Bir mesaj geliyor. Karım dolabın gelip gelmediğini soruyor. “Yok, bugün değilmiş,” diyerek cevaplıyorum. Anlayamadığım bir biçimde karım için bu cevap yeterli gelmiyor, mesajı okur okumaz arıyor. Aramızda, kendi cümlelerimi duymadığım şöyle bir konuşma geçiyor.

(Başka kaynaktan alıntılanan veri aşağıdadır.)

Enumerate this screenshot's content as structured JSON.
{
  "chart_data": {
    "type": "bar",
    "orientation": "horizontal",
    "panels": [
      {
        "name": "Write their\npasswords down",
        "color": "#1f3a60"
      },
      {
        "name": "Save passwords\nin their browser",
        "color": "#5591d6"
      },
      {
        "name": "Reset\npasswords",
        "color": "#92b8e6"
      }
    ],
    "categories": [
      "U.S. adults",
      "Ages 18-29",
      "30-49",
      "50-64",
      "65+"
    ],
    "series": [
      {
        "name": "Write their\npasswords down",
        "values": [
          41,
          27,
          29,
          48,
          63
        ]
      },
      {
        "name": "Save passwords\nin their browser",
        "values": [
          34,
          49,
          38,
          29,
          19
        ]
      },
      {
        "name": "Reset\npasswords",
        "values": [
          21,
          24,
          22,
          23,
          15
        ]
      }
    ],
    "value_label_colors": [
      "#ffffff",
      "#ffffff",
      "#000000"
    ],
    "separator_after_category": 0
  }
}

“Alo Serhat, hayatım niye gelmiyormuş ya?”
…
“Anlamadım. Bugün gelecekti hani! Kapattı mı bir de meşgulüm ayağına telefonu?”
…
“Sen aramasını bekleme istersen. Birazdan tekrar yokla. Arka oda karman çorman oldu. Ne demek daha hazır değilmiş canım! Herkesin işi var gücü var. Tüm gün seni evde ağaç etti.”
…
“Ara sen ara. Sıkıştır.”
…
“Ben de öptüm canım. Gelişmelerden haberdar edersin.”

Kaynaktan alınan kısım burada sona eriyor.